Much of their research is based on a couple of famous, very large cohort studies involving hundreds of thousands of people, including the Harvard Six Cities Study and the American Cancer Society Cancer Prevention II Study. These studies show clear increases in death rates from all causes, as well as from heart disease and lung cancers, as air pollution rises. (It’s important to note that all of the data points in these studies, from dozens of cities, had a PM2.5 range from 10 to a maximum of 30 — far lower than most cities in developing countries across Asia now.) All make it very clear that after ~7 ug/m3, the health effects increase. Here’s the graph from the ACS Study:



Figure 2. Nonparametric Smoothed Exposure Response Relationship

Below is another graph from another famous article published in the New England Journal of Medicine in 2009, showing how life expectancy in US cities from 1997-2001 decreased with PM2.5 levels above 5 ug/m3:

Life Expectancies in 51 Metropolitan Areas in the US, 1997–2001

Because of this and other data, the WHO’s Global Burden of Disease research uses a PM2.5 annual concentration of 7.5 µg/m3 as their counterfactual – the “control” number which would assume to have no health effects. All of their relative risk assessments, including their most recent reanalysis of household air pollution, use 7.5 µg/m3 as the ideal baseline – so why shouldn’t it be our personal goal as well?

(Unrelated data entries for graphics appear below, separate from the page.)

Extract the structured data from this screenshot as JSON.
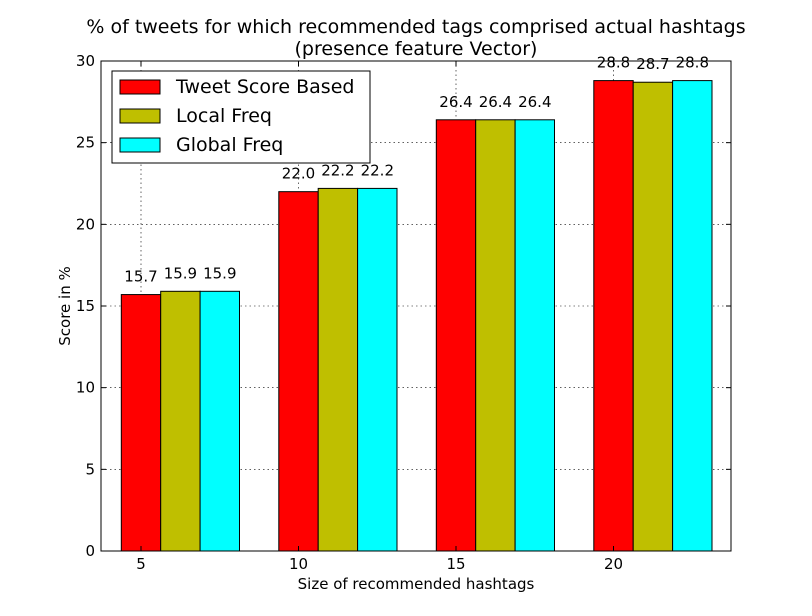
{
  "chart_data": {
    "type": "bar",
    "title": "% of tweets for which recommended tags comprised actual hashtags",
    "subtitle": "(presence feature Vector)",
    "xlabel": "Size of recommended hashtags",
    "ylabel": "Score in %",
    "categories": [
      "5",
      "10",
      "15",
      "20"
    ],
    "series": [
      {
        "name": "Tweet Score Based",
        "color": "#ff0000",
        "values": [
          15.7,
          22.0,
          26.4,
          28.8
        ]
      },
      {
        "name": "Local Freq",
        "color": "#bfbf00",
        "values": [
          15.9,
          22.2,
          26.4,
          28.7
        ]
      },
      {
        "name": "Global Freq",
        "color": "#00ffff",
        "values": [
          15.9,
          22.2,
          26.4,
          28.8
        ]
      }
    ],
    "data_labels": [
      [
        "15.7",
        "22.0",
        "26.4",
        "28.8"
      ],
      [
        "15.9",
        "22.2",
        "26.4",
        "28.7"
      ],
      [
        "15.9",
        "22.2",
        "26.4",
        "28.8"
      ]
    ],
    "ylim": [
      0,
      30
    ],
    "yticks": [
      0,
      5,
      10,
      15,
      20,
      25,
      30
    ],
    "ytick_labels": [
      "0",
      "5",
      "10",
      "15",
      "20",
      "25",
      "30"
    ],
    "grid": true,
    "legend_position": "top-left"
  }
}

Some may still argue that 35 µg/m3 is still the more reasonable goal, as even the WHO officially states that developing countries such as China could use looser guidelines, called Interim Targets. Interim Target-1 states an annual PM2.5 of 35 µg/m3 as the target for annual exposure. Also, this 35 is currently China’s target goal for urban areas (15 for rural areas). And getting under 35 is actually a significant achievement in places such as Beijing, with annual PM2.5 last year of 89.5 µg/m3. But as the WHO states in their Table 1 (below), a level of 35 is “associated with about a 15% higher long-term mortality risk relative to the AQG level” — which again is 10 µg/m3.

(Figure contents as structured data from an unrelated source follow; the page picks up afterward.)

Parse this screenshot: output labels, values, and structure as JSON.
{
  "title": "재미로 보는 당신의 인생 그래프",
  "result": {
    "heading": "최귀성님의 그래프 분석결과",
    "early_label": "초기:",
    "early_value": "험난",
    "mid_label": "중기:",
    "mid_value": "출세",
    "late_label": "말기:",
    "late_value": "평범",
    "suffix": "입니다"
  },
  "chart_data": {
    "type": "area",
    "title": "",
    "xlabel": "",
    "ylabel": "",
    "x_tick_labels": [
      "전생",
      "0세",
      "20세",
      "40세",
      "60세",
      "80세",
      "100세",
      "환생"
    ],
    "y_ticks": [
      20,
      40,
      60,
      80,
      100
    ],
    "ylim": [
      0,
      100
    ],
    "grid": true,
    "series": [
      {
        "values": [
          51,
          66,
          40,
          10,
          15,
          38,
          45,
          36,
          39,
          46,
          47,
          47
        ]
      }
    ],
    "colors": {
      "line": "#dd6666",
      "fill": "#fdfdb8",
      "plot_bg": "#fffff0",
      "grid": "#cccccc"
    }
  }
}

WHO air quality guidelines for annual PM2.5

The data seems clear to me, and yet here we are in the trenches, still with many differences of opinion. I’m convinced of the science and also have no intentions of waiting years for stronger data and a more unified opinion. Besides, it’s just common sense, isn’t it? Lower is better. For the sake of my wife and new son, I want my home’s indoor PM2.5 under 10 — always. If I can get there, I can literally breathe easier.